People use that phrase all the time. It’s easy to say when the person in question isn’t there to contradict you. Will never be there again.
“And in the last two weeks we’ve made some tremendous discoveries.”
Daniel’s voice slowly begins to register again, and I try to focus on what he’s saying and not the image of Mark throwing his charred body over his wife as he hopelessly tried to protect her in their last moments.
“As far as we can tell, the virus was intended not only to kill off the majority of the human population, but also most of the Earthbounds.” He laces his fingers together, and a wrinkle appears between his brows. “The Reduciates have this theory—”
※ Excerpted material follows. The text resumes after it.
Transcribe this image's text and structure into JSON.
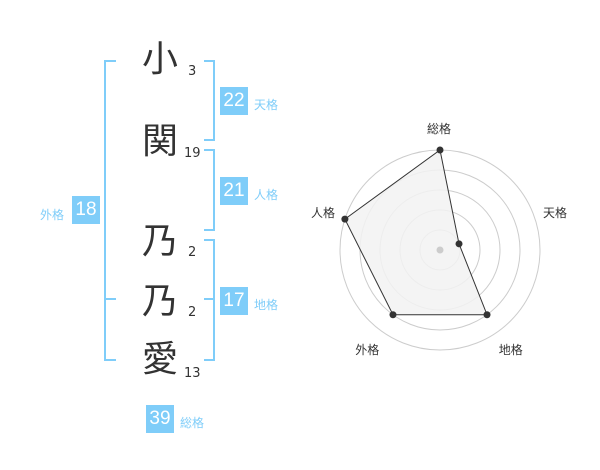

“That they can get their power back if the Earthbounds die forever,” I interrupt rudely. “I know all this. How do I fit in?” Because that’s the crux of it. How does my having become a Transformist help the Curatoria? And threaten the Reduciata enough to send assassins after me in my former life?
Lives. They killed Rebecca too.
“The virus mutated immediately after being released into water sources,” Daniel says calmly, ignoring my current attitude. “It’s creating the chaos you see now. The crazy weather, the rapid deaths. Over four thousand people died of the virus yesterday alone. Which wouldn’t be so bad for the Reduciates, except that now the vaccine they created to inoculate themselves against their own disease is useless.”